EDITO pour D. qui ne le lira pas.

A un moment particulier sur le chemin de la vie, on découvre un auteur: On entre dans la librairie, incertain, on a envie de lire et on ne sait pas quoi, on est épuisé par ces livres qui tombent des mains au bout du deuxième chapitre, par ces auteurs qui trouvent formidablement passionnant de nous entretenir de leur intimité, par des textes écrits à la manière de l’annuaire du téléphone , et à cet instant particulier on découvre un auteur, la couverture qui attire le regard, l’éditeur qui a déjà publié des ouvrages appréciés, quelque chose dans l’air qu’on ne saurait dire.
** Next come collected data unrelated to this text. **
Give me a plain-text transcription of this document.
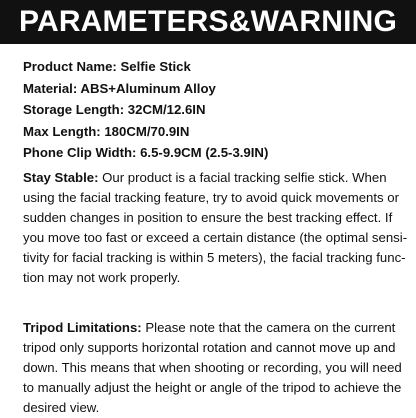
PARAMETERS&WARNING
Product Name: Selfie Stick
Material: ABS+Aluminum Alloy
Storage Length: 32CM/12.6IN
Max Length: 180CM/70.9IN
Phone Clip Width: 6.5-9.9CM (2.5-3.9IN)
Stay Stable: Our product is a facial tracking selfie stick. When
using the facial tracking feature, try to avoid quick movements or
sudden changes in position to ensure the best tracking effect. If
you move too fast or exceed a certain distance (the optimal sensi-
tivity for facial tracking is within 5 meters), the facial tracking func-
tion may not work properly.
Tripod Limitations: Please note that the camera on the current
tripod only supports horizontal rotation and cannot move up and
down. This means that when shooting or recording, you will need
to manually adjust the height or angle of the tripod to achieve the
desired view.
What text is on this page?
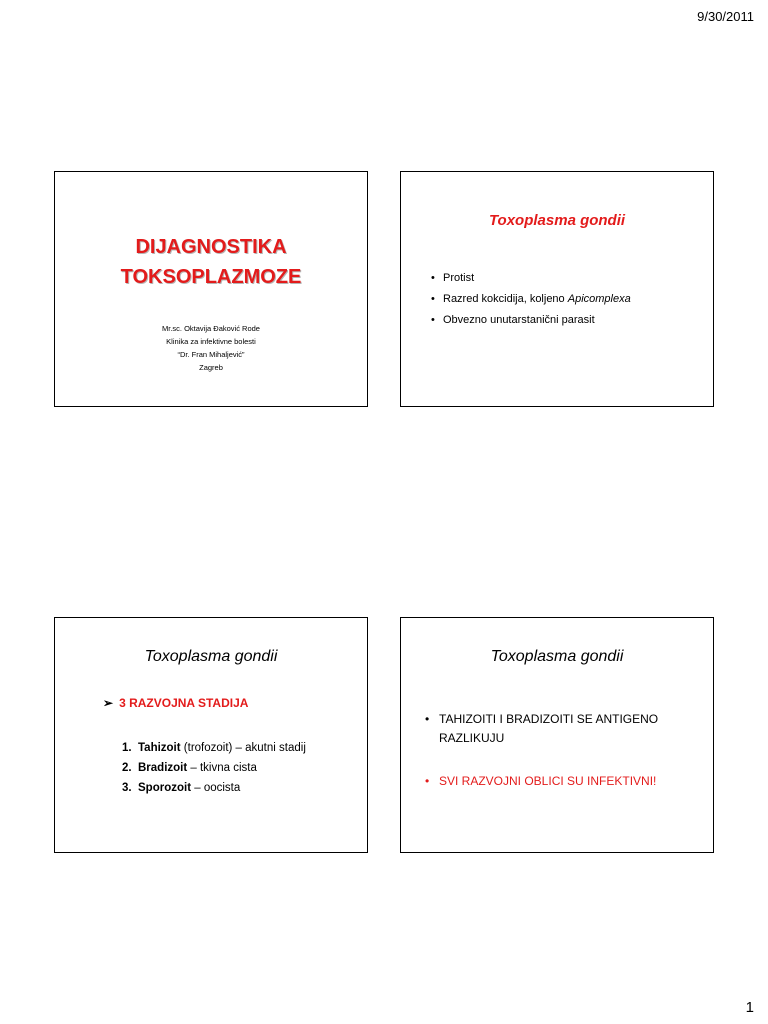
9/30/2011
DIJAGNOSTIKA
TOKSOPLAZMOZE
Mr.sc. Oktavija Đaković Rode
Klinika za infektivne bolesti
“Dr. Fran Mihaljević”
Zagreb
Toxoplasma gondii
• Protist
• Razred kokcidija, koljeno Apicomplexa
• Obvezno unutarstanični parasit
Toxoplasma gondii
➢ 3 RAZVOJNA STADIJA
1. Tahizoit (trofozoit) – akutni stadij
2. Bradizoit – tkivna cista
3. Sporozoit – oocista
Toxoplasma gondii
• TAHIZOITI I BRADIZOITI SE ANTIGENO RAZLIKUJU
• SVI RAZVOJNI OBLICI SU INFEKTIVNI!
1
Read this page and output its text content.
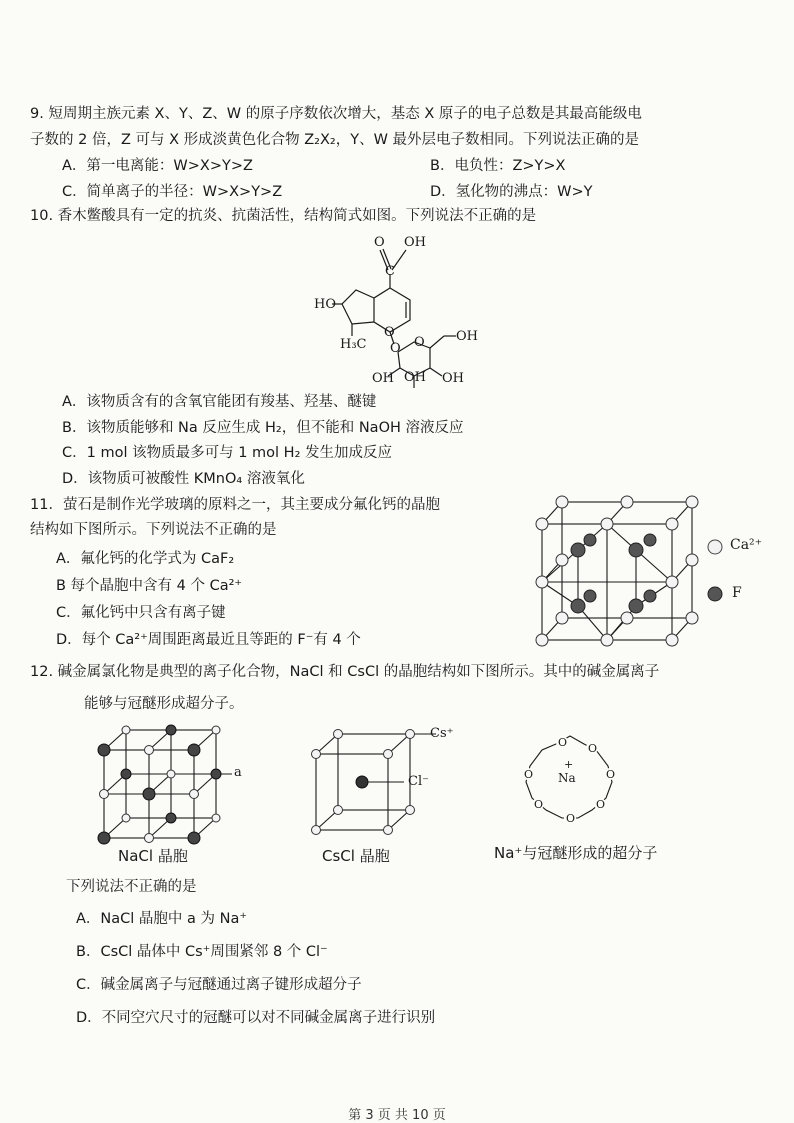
9. 短周期主族元素 X、Y、Z、W 的原子序数依次增大，基态 X 原子的电子总数是其最高能级电
子数的 2 倍，Z 可与 X 形成淡黄色化合物 Z₂X₂，Y、W 最外层电子数相同。下列说法正确的是
A．第一电离能：W>X>Y>Z	B．电负性：Z>Y>X
C．简单离子的半径：W>X>Y>Z	D．氢化物的沸点：W>Y
10. 香木鳖酸具有一定的抗炎、抗菌活性，结构简式如图。下列说法不正确的是
O OH
C
HO
O
H₃C O O OH
OH
OH OH
A．该物质含有的含氧官能团有羧基、羟基、醚键
B．该物质能够和 Na 反应生成 H₂，但不能和 NaOH 溶液反应
C．1 mol 该物质最多可与 1 mol H₂ 发生加成反应
D．该物质可被酸性 KMnO₄ 溶液氧化
11．萤石是制作光学玻璃的原料之一，其主要成分氟化钙的晶胞
结构如下图所示。下列说法不正确的是
A．氟化钙的化学式为 CaF₂
B 每个晶胞中含有 4 个 Ca²⁺
C．氟化钙中只含有离子键
D．每个 Ca²⁺周围距离最近且等距的 F⁻有 4 个
Ca²⁺
F
12. 碱金属氯化物是典型的离子化合物，NaCl 和 CsCl 的晶胞结构如下图所示。其中的碱金属离子
能够与冠醚形成超分子。
a
NaCl 晶胞
Cs⁺
Cl⁻
CsCl 晶胞
O O
O
O
O
O
O Na
+
Na⁺与冠醚形成的超分子
下列说法不正确的是
A．NaCl 晶胞中 a 为 Na⁺
B．CsCl 晶体中 Cs⁺周围紧邻 8 个 Cl⁻
C．碱金属离子与冠醚通过离子键形成超分子
D．不同空穴尺寸的冠醚可以对不同碱金属离子进行识别
第 3 页 共 10 页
On lit la quatrième de couverture, on le feuillette, quelques phrases du début, un peu la fin, pas trop quand même et voilà ! C’est lui, on l’achète.
Cet auteur là, on n’en a jamais entendu parler, il y a quelque chose de vaguement familier dans son nom, alors au crépuscule ou en pleine journée, jour de pluie ou de neige, dans un train peut-être, on lit ces mots là, on reprend dix fois les mêmes  phrases pour les faire siennes, les éprouver : quelqu’un écrit l’enfance et les songes, l’inconstance des désirs, le bonheur des rencontres et la magie du monde, le sombre de nous-mêmes, d’une écriture qui nous émeut et qui ne nous quitte pas une fois le livre refermé.
Et puis existent d’autres livres de cet auteur, alors après s’être précipité maintes fois chez le libraire pour les précédents, on scrute les pages littéraires des journaux dans la quête du prochain, jamais rassasié.
Un jour d’hiver, on apprend que l’auteur, peut-être, n’écrira plus. A travers son dernier roman on tente de saisir les prémices de l’abandon de ses espoirs,
Par quel voyage s’en serait-il allé ? Quelle fatigue l’aurait-t-il soudain saisi ?
Moi, sa lectrice, je resterais ainsi dans la tristesse et le regret ?

 Dans la bibliothèque, bien rangés tous les livres, et devant, le dernier avec l’oiseau sur la couverture qui semble s’envoler, comme un présage.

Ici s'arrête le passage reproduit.